Pieter Holsteijn der Jüngere

Pieter Holsteijn der Jüngere (Haarlem 1614 - 1673 Amsterdam)

Laternenträger

Feder und Pinsel, Aquarell- und Deckfarben, Gummi arabicum
Papier, zwei glatte Kanten, rechts Schnittspuren, unten ausgefranst, Wasserzeichen: angeschnittene Buchstaben LD(?)(WZ: B), 166 x 211 mm
Bezeichnet zwischen den Füßen der Zikade: Monogramm PH (ligiert); rechts unten in Braun Baron de Wassenaer // et Warmondt.

Provenienz:
Privatsammlung, Schweiz

 

 

Der Laternenträger (Fulgora laternaria) gehört der Familie der Zikaden an.
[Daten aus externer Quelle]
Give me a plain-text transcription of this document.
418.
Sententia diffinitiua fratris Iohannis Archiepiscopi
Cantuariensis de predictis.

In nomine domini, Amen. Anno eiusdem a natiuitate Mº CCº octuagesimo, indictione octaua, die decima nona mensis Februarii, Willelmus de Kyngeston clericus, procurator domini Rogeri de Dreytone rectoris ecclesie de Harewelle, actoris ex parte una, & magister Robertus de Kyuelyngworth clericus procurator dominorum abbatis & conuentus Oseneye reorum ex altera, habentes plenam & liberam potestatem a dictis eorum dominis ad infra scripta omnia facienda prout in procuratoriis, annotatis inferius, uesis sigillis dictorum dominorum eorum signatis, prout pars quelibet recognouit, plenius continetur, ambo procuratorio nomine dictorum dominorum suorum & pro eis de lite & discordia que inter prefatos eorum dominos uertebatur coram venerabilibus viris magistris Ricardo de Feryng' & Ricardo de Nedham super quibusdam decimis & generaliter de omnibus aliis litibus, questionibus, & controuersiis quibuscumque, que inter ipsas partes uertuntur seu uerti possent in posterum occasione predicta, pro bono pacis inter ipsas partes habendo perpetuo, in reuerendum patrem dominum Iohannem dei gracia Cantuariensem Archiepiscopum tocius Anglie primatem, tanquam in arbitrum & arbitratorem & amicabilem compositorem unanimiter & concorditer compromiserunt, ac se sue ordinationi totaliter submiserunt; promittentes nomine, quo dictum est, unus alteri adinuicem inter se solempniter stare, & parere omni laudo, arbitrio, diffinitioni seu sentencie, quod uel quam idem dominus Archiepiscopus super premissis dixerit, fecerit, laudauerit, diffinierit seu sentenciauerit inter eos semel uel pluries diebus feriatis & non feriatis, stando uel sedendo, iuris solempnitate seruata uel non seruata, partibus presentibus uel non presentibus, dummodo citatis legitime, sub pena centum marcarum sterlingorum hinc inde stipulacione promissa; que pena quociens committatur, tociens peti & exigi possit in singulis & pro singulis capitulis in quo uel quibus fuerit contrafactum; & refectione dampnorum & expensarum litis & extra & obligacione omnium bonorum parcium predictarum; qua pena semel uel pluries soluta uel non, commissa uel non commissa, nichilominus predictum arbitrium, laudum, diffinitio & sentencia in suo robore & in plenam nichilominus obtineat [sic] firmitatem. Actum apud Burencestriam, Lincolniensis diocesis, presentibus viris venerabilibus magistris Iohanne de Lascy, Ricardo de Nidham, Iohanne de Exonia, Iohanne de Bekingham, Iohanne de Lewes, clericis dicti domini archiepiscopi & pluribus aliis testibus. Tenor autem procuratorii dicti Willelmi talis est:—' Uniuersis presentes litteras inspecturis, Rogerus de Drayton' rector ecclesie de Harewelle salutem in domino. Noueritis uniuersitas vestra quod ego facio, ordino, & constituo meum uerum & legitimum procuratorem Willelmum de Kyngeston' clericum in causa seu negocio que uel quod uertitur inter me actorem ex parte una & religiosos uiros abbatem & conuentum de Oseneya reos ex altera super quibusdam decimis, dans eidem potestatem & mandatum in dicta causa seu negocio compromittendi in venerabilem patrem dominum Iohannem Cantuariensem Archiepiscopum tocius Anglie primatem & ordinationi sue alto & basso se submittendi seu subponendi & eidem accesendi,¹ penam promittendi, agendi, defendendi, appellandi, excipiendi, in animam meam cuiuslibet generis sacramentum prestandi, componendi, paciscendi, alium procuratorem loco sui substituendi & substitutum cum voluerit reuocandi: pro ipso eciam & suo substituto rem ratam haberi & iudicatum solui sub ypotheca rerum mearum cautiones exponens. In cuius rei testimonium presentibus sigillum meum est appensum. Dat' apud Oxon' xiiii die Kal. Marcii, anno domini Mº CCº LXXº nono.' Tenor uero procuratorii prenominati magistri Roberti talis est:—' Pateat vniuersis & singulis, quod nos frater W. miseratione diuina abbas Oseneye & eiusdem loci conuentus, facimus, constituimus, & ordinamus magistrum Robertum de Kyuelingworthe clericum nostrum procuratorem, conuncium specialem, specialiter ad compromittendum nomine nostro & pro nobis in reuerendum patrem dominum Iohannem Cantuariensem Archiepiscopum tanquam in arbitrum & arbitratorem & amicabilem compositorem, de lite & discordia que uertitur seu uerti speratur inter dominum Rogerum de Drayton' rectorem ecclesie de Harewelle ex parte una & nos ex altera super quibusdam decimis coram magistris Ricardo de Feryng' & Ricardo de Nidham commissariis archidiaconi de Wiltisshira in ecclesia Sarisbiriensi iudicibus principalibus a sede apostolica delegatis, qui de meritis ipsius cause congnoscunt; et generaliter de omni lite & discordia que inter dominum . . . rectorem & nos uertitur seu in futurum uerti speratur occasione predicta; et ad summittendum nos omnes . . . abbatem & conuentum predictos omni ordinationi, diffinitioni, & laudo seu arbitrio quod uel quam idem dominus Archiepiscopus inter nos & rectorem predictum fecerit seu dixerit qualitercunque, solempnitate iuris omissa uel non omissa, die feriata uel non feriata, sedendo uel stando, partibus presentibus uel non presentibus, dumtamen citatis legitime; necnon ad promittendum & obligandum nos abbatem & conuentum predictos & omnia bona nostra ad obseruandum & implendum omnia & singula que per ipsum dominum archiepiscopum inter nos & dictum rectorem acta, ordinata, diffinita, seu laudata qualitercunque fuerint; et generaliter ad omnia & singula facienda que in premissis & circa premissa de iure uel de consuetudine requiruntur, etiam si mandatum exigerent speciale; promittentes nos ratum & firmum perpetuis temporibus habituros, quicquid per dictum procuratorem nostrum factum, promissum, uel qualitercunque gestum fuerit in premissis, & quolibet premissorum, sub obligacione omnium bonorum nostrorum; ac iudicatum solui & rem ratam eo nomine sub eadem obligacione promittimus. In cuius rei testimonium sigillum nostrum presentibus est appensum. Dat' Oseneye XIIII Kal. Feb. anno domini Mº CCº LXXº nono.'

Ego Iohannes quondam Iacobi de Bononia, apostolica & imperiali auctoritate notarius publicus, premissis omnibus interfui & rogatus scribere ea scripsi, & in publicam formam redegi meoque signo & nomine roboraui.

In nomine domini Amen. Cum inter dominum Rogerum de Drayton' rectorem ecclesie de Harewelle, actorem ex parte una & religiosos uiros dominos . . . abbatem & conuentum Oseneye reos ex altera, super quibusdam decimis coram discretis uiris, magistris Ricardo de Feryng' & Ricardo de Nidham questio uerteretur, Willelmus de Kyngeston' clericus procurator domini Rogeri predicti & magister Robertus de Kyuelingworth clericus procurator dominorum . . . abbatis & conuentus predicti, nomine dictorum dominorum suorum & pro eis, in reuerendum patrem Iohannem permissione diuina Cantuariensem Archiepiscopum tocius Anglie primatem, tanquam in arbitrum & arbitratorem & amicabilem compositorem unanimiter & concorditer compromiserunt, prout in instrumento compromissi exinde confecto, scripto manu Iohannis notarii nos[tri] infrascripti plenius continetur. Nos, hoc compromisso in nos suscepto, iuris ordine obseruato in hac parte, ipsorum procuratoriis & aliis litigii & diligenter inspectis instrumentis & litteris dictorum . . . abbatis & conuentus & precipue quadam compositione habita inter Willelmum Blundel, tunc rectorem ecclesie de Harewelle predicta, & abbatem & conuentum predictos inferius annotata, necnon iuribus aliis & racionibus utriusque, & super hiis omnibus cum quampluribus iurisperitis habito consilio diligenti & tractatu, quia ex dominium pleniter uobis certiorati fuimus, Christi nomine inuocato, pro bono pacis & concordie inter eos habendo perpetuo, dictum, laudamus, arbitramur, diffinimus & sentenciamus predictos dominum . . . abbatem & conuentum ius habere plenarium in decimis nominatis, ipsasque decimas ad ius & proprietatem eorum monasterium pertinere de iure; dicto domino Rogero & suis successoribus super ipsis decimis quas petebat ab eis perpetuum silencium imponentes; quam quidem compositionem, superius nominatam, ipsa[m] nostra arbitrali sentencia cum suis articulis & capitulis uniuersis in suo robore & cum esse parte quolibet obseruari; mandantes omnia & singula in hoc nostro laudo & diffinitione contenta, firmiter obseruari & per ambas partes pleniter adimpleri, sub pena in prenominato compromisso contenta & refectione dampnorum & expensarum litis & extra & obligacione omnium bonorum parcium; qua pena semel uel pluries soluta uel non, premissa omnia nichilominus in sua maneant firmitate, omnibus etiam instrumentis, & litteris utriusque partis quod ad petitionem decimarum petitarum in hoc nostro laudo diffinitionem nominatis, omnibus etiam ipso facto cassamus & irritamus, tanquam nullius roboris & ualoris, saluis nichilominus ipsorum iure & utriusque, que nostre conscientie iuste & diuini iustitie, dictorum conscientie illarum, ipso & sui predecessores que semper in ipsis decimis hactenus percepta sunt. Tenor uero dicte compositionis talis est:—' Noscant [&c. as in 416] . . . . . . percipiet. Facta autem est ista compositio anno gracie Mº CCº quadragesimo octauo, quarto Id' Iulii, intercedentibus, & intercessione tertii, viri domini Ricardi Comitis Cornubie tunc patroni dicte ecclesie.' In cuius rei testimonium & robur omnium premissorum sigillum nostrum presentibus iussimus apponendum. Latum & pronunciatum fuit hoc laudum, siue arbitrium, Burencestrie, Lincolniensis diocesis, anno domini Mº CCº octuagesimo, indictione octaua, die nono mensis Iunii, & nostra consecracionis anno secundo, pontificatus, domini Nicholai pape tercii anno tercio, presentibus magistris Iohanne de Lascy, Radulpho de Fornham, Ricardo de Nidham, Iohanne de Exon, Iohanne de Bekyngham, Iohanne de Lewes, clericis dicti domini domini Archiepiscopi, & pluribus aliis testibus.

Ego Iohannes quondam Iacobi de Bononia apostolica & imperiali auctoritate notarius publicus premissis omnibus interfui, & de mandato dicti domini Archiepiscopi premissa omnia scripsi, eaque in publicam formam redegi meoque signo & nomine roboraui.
Das abgebildete Insekt ist in Südamerika beheimatet. Die verlängerte Stirnpartie wirkt von oben gesehen wie eine Erdnuss, während der Kopf seitlich gesehen dem langgestreckten Maul eines Alligators ähnelt. Das Insekt wird Laternenträger genannt, weil man meinte, dass sein blasig aufgetriebener, zweibuckeliger Kopffortsatz leuchtet.

Abb. 1 Jacques de Gheyn II, Lanternenträger, 1620; Amsterdam, Stichting P. en N. de Boer.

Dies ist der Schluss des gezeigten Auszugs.